L'histoire :
Un navire accoste à Marseille, en 1720. A son bord, de la vermine infeste les ballots de marchandise. La peste atteint en premier les marins puis se répand dans toute la population. La ville n’est plus que vapeurs d’encens, gémissements et prières entremêlés. Dans ce contexte, le roi Œdipe rencontre l’évêque. Ce dernier ne tarit pas d’éloges sur ce héros qui a terrassé le sphinx et qu’ils ont élu à la tête de leur cité. L’évêque demande à Œdipe de trouver le responsable de ce fléau qui est en train de ravager la région. Œdipe rassure l’homme de foi : il a déjà envoyé son beau-frère Créon chez Phébus afin qu’il détermine par quel bout s’y prendre pour sauver la ville. Or Créon revient à ce moment précis, le visage grave, mais avec la solution. Œdipe l’enjoint à annoncer cela au peuple depuis le balcon de l’hôtel de ville. Créon explique ainsi à la foule réunie que la colère divine s’est abattue sur eux, car le crime perpétré sur la personne de Laïos reste impuni. Il suffirait donc de retrouver et punir le meurtrier de Laïos pour que cesse le fléau ! Or les indices pour déterminer ce responsable sont peu évidents…
Ce qu'on en pense sur la planète BD :
C’est authentique : une terrible épidémie de peste a ravagé Marseille durant l’été 1720, causant 40 000 morts sur 100 000 habitants (à Marseille uniquement, mais elle s’est aussi étendue à toute la Provence).
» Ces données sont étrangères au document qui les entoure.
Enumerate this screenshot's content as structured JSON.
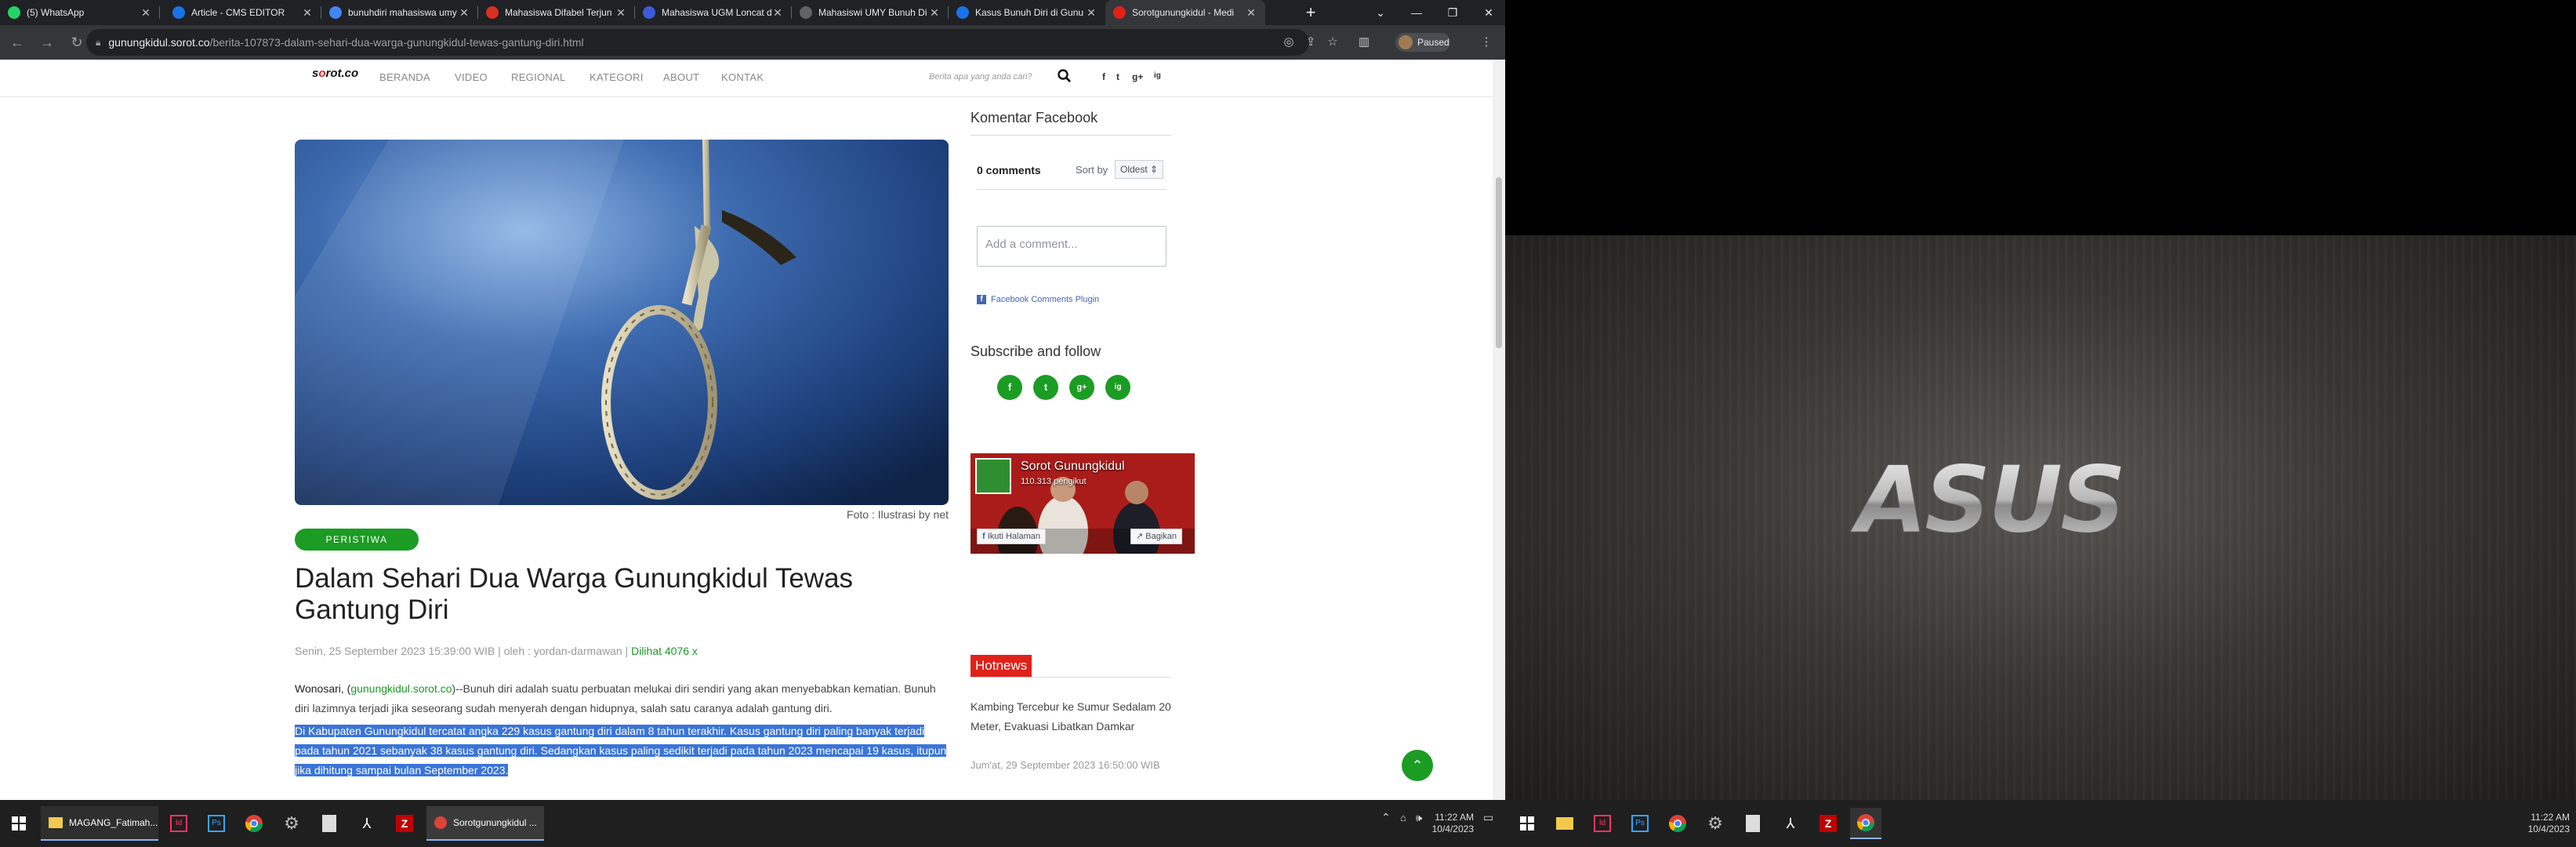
{
  "browser": {
    "tabs": [
      {
        "title": "(5) WhatsApp",
        "icon": "whatsapp-icon",
        "color": "#25d366"
      },
      {
        "title": "Article - CMS EDITOR",
        "icon": "p-letter-icon",
        "color": "#1a73e8"
      },
      {
        "title": "bunuhdiri mahasiswa umy",
        "icon": "google-icon",
        "color": "#4285f4"
      },
      {
        "title": "Mahasiswa Difabel Terjun",
        "icon": "red-circle-icon",
        "color": "#d93025"
      },
      {
        "title": "Mahasiswa UGM Loncat d",
        "icon": "blue-circle-icon",
        "color": "#3b5bdb"
      },
      {
        "title": "Mahasiswi UMY Bunuh Di",
        "icon": "doc-icon",
        "color": "#5f6368"
      },
      {
        "title": "Kasus Bunuh Diri di Gunu",
        "icon": "flag-icon",
        "color": "#1a73e8"
      },
      {
        "title": "Sorotgunungkidul - Medi",
        "icon": "sorot-icon",
        "color": "#e0211a"
      }
    ],
    "url_host": "gunungkidul.sorot.co",
    "url_path": "/berita-107873-dalam-sehari-dua-warga-gunungkidul-tewas-gantung-diri.html",
    "profile_status": "Paused"
  },
  "site": {
    "logo_pre": "s",
    "logo_o": "o",
    "logo_post": "rot.co",
    "nav": [
      "BERANDA",
      "VIDEO",
      "REGIONAL",
      "KATEGORI",
      "ABOUT",
      "KONTAK"
    ],
    "search_placeholder": "Berita apa yang anda cari?",
    "social": [
      "f",
      "t",
      "g+",
      "ig"
    ]
  },
  "article": {
    "photo_caption": "Foto : Ilustrasi by net",
    "category": "PERISTIWA",
    "title": "Dalam Sehari Dua Warga Gunungkidul Tewas Gantung Diri",
    "meta_date": "Senin, 25 September 2023 15:39:00 WIB | oleh : yordan-darmawan | ",
    "meta_views": "Dilihat 4076 x",
    "p1_lead": "Wonosari, (",
    "p1_link": "gunungkidul.sorot.co",
    "p1_rest": ")--Bunuh diri adalah suatu perbuatan melukai diri sendiri yang akan menyebabkan kematian. Bunuh diri lazimnya terjadi jika seseorang sudah menyerah dengan hidupnya, salah satu caranya adalah gantung diri.",
    "p2": "Di Kabupaten Gunungkidul tercatat angka 229 kasus gantung diri dalam 8 tahun terakhir. Kasus gantung diri paling banyak terjadi pada tahun 2021 sebanyak 38 kasus gantung diri. Sedangkan kasus paling sedikit terjadi pada tahun 2023 mencapai 19 kasus, itupun jika dihitung sampai bulan September 2023."
  },
  "sidebar": {
    "fb_heading": "Komentar Facebook",
    "fb_count": "0 comments",
    "fb_sort_label": "Sort by",
    "fb_sort_value": "Oldest",
    "fb_placeholder": "Add a comment...",
    "fb_plugin": "Facebook Comments Plugin",
    "subscribe_heading": "Subscribe and follow",
    "subscribe_icons": [
      "f",
      "t",
      "g+",
      "ig"
    ],
    "fb_page_name": "Sorot Gunungkidul",
    "fb_page_followers": "110.313 pengikut",
    "fb_follow_btn": "Ikuti Halaman",
    "fb_share_btn": "Bagikan",
    "hot_heading": "Hotnews",
    "hot_item": "Kambing Tercebur ke Sumur Sedalam 20 Meter, Evakuasi Libatkan Damkar",
    "hot_date": "Jum'at, 29 September 2023 16:50:00 WIB"
  },
  "taskbar1": {
    "items": [
      "MAGANG_Fatimah...",
      "Sorotgunungkidul ..."
    ],
    "time": "11:22 AM",
    "date": "10/4/2023"
  },
  "taskbar2": {
    "time": "11:22 AM",
    "date": "10/4/2023"
  },
  "desktop": {
    "brand": "ASUS"
  }
}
Ici scénariste, Clément Baloup a eu l’idée originale – et un peu bizarre – d’adapter la pièce de Sophocle Œdipe roi, datant de -420 avant JC, à ce contexte pandémique de Marseille en 1720. La cité phocéenne du XVIIIème remplace ainsi Thèbes de la Grèce antique, dans un contexte mortifère similaire. En résumé, Œdipe doit mener une enquête pour trouver le responsable de cette épidémie… et lorsqu’il s’aperçoit que c’est lui-même, puni pour avoir tué son père et couché avec sa mère, il se crève les yeux. Ah on s’amusait bien sous la Grèce antique ! Baloup prend le parti de ne pas adapter les textes : c’est la traduction littérale de Sophocle que les marseillais du XVIIIème débitent en phylactères, avec toutes les incohérences de ton, les tournures désuètes, les tergiversations superfétatoires, typiques des tragédies antiques… Ce qui rend fastidieuse et peu emballante la lecture de cet exercice de style insolite. Nonobstant, il faut voir dans cette publication très en marge des canons de l’art séquentiel un ultime hommage au dessinateur Eddy Vaccaro, qui est décédé en juin 2023 après avoir majoritairement terminé les 74 pages de cette adaptation/transposition, via un dessin semi réaliste stylisé en crayonnés noir et blanc. Le coréen Sae Youn Koh est intervenu pour combler les trous, assurer la cohérence d’ensemble et réaliser la couverture.